Em 1995, quando o Instituto Data-Folha realizou o que denominou "a maior e mais ampla pesquisa sobre preconceito de cor no Brasil", foi introduzida uma pergunta muito simples e direta sobre o assunto: "Na sua opinião, no Brasil os brancos têm preconceito de cor em relação aos negros?" Entre os entrevistados, 89% declaram que sim e, apenas 9% disseram que não. Entre os brancos os percentuais foram exatamente iguais. Entre os "pardos", 88% disseram que sim e 10% disseram que não. Entre os pretos", 91% disseram que sim e 8% disseram que não. Ou seja, o ideal, tanto para os brancos como para os afro-descendentes, é realmente frágil.

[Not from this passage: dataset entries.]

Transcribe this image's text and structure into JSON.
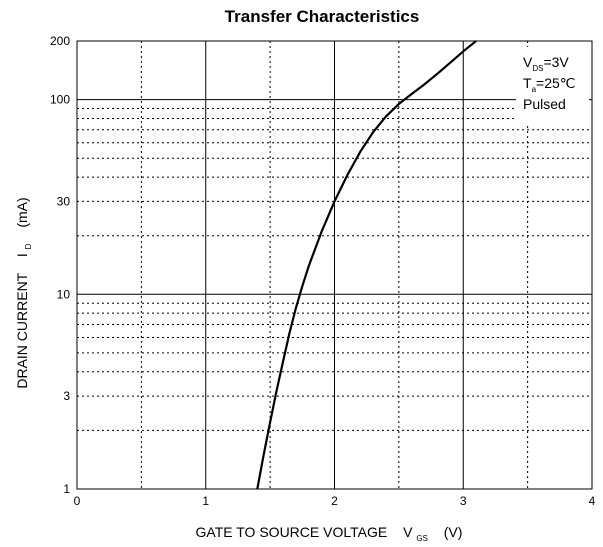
{
  "chart_data": {
    "type": "line",
    "title": "Transfer Characteristics",
    "xlabel": {
      "main": "GATE TO SOURCE VOLTAGE",
      "symbol": "V",
      "subscript": "GS",
      "unit": "(V)"
    },
    "ylabel": {
      "main": "DRAIN CURRENT",
      "symbol": "I",
      "subscript": "D",
      "unit": "(mA)"
    },
    "xlim": [
      0,
      4
    ],
    "ylim": [
      1,
      200
    ],
    "yscale": "log",
    "grid": true,
    "x_ticks": [
      "0",
      "1",
      "2",
      "3",
      "4"
    ],
    "y_ticks": [
      "1",
      "3",
      "10",
      "30",
      "100",
      "200"
    ],
    "conditions": [
      {
        "symbol": "V",
        "subscript": "DS",
        "value": "=3V"
      },
      {
        "symbol": "T",
        "subscript": "a",
        "value": "=25℃"
      },
      {
        "symbol": "",
        "subscript": "",
        "value": "Pulsed"
      }
    ],
    "series": [
      {
        "x": [
          1.4,
          1.45,
          1.5,
          1.55,
          1.6,
          1.65,
          1.7,
          1.75,
          1.8,
          1.9,
          2.0,
          2.1,
          2.2,
          2.3,
          2.4,
          2.5,
          2.6,
          2.7,
          2.8,
          2.9,
          3.0,
          3.1
        ],
        "y": [
          1.0,
          1.5,
          2.2,
          3.2,
          4.5,
          6.3,
          8.5,
          11.0,
          14.0,
          21.0,
          30.0,
          41.0,
          54.0,
          68.0,
          82.0,
          95.0,
          107.0,
          120.0,
          136.0,
          155.0,
          177.0,
          200.0
        ],
        "color": "#000000"
      }
    ]
  }
}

Nas três últimas décadas, as organizações do movimento negro têm sido incansáveis na demonstração de fatos que comprovam o tratamento diferenciado dispensado à populaçãoafro-descendente. Neste sentido, essas organizações contribuíram para a destituição da idéia generalizada de que o Brasil "constituía" uma democracia racial. De fato, tomar para si a tarefa de dizer que não vivíamos sob uma democracia racial foi, antes de mais nada, um ato político de grande envergadura. Recusou-se, assim, o ideal de identidade nacional baseado na exclusão de um grupo que, sem sombra de dúvidas, constitui hoje, tanto quanto no passado,recurso humano impossível de ser ignorado para qualquer pessoa preocupada com o destino do país.

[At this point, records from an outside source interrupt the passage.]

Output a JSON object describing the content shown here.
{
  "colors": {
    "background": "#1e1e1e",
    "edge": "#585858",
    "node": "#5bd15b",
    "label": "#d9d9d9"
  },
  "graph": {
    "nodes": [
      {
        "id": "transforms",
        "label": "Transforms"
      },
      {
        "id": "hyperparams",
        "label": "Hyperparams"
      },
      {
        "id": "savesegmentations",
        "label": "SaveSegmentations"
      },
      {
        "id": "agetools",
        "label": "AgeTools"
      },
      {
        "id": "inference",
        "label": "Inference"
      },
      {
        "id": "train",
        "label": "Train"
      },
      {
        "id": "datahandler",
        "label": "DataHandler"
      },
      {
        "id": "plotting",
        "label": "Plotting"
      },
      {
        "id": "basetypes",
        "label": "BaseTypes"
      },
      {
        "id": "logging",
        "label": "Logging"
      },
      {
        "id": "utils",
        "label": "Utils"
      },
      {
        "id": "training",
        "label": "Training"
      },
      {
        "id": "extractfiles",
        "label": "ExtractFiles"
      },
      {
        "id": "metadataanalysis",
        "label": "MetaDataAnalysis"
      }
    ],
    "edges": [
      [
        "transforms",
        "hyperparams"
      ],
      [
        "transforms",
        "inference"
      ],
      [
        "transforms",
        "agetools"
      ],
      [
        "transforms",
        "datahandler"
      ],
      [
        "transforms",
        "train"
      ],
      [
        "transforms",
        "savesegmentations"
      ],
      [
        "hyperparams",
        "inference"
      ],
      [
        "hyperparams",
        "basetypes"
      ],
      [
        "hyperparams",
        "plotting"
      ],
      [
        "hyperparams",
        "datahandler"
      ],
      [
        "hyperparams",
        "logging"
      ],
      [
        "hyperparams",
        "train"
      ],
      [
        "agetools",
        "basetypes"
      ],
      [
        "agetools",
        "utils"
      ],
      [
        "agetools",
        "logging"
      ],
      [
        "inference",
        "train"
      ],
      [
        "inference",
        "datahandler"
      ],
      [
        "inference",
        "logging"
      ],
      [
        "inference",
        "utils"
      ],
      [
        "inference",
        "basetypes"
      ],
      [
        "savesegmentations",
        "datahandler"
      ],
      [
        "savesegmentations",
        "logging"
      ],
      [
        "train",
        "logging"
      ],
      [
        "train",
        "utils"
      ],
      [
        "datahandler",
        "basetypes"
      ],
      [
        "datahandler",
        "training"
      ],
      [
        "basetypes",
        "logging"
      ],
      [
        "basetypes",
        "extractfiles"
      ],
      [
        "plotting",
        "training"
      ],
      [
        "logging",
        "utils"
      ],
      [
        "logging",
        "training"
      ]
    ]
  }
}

Enfim, a despeito do que alguns setores tentam nos fazer crer, a crítica elaborada pelo movimento negro sobre a precariedade em que vive os afro-descendentes e suas propostas de superação desse quadro não significa alimentar divisionismo ou estabelecer privilégios infundados. Ao contrário, as demandas do movimento negro qualificam tanto o debate sobre a pertinência de políticas públicas adequadas às necessidades da população quanto o sentido real das políticas de desenvolvimento para o país.As propostas de estabelecimento de políticas de ação afirmativa voltadas à população afrodescendentes são um bom exemplo. De fato, estamos vivendo um momento particularmente estimulante do debate sobre as questões sociais em nível global, sendo quase impossível mencionar quais análises e perspectivas visando a superação de problemas semelhantes não possuem fundamento adequado para a sua sustentação, aceitação e aplicação em nosso país.

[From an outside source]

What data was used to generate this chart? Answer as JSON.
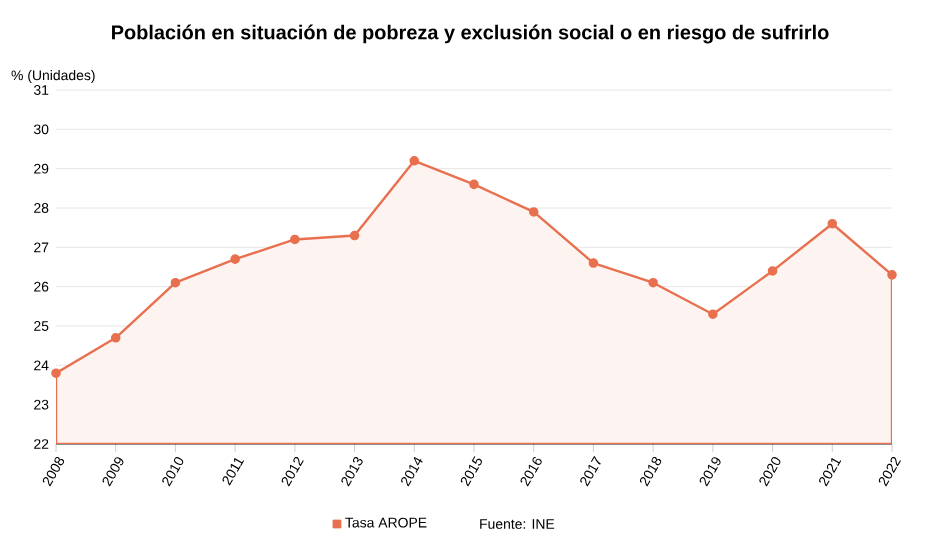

Os acordos e consensos sobre as questões sociais ganharam prestígio internacional e reconhecimento suficientemente abrangente para não se deixarem abalar pela defesa dos particularismos nacionais. As experiências que culminaram em programas de ação têm sido responsáveis por uma elaboração mais coletiva sobre o conceito de desenvolvimento e pela renovação do entendimento sobre igualdade, eqüidade e participação social.
De fato, o que se tem mais claramente posto em xeque são as noções sobre o conceito de igualdade e o princípio das oportunidades iguais. O fundamental é ultrapassar as noções de cidadania política - eleger e ser eleito - para centrar-nos na idéia de cidadania social, ou seja, a prerrogativa de cada pessoa gozar de uma padrão mínimo de bem-estar econômico e seguridade social. É por isso que causa espanto e indignação as acusações de que o estabelecimento de políticas de ação afirmativa seja um privilégio. Afinal tem sido a população afro-descendente a parcela mais afetada no gozo de padrões mínimos de bem-estar econômico e seguridade social. Os mais recentes estudos sobre a situação social e econômica da população afro-descendente tem demonstrado isso de forma incontestável.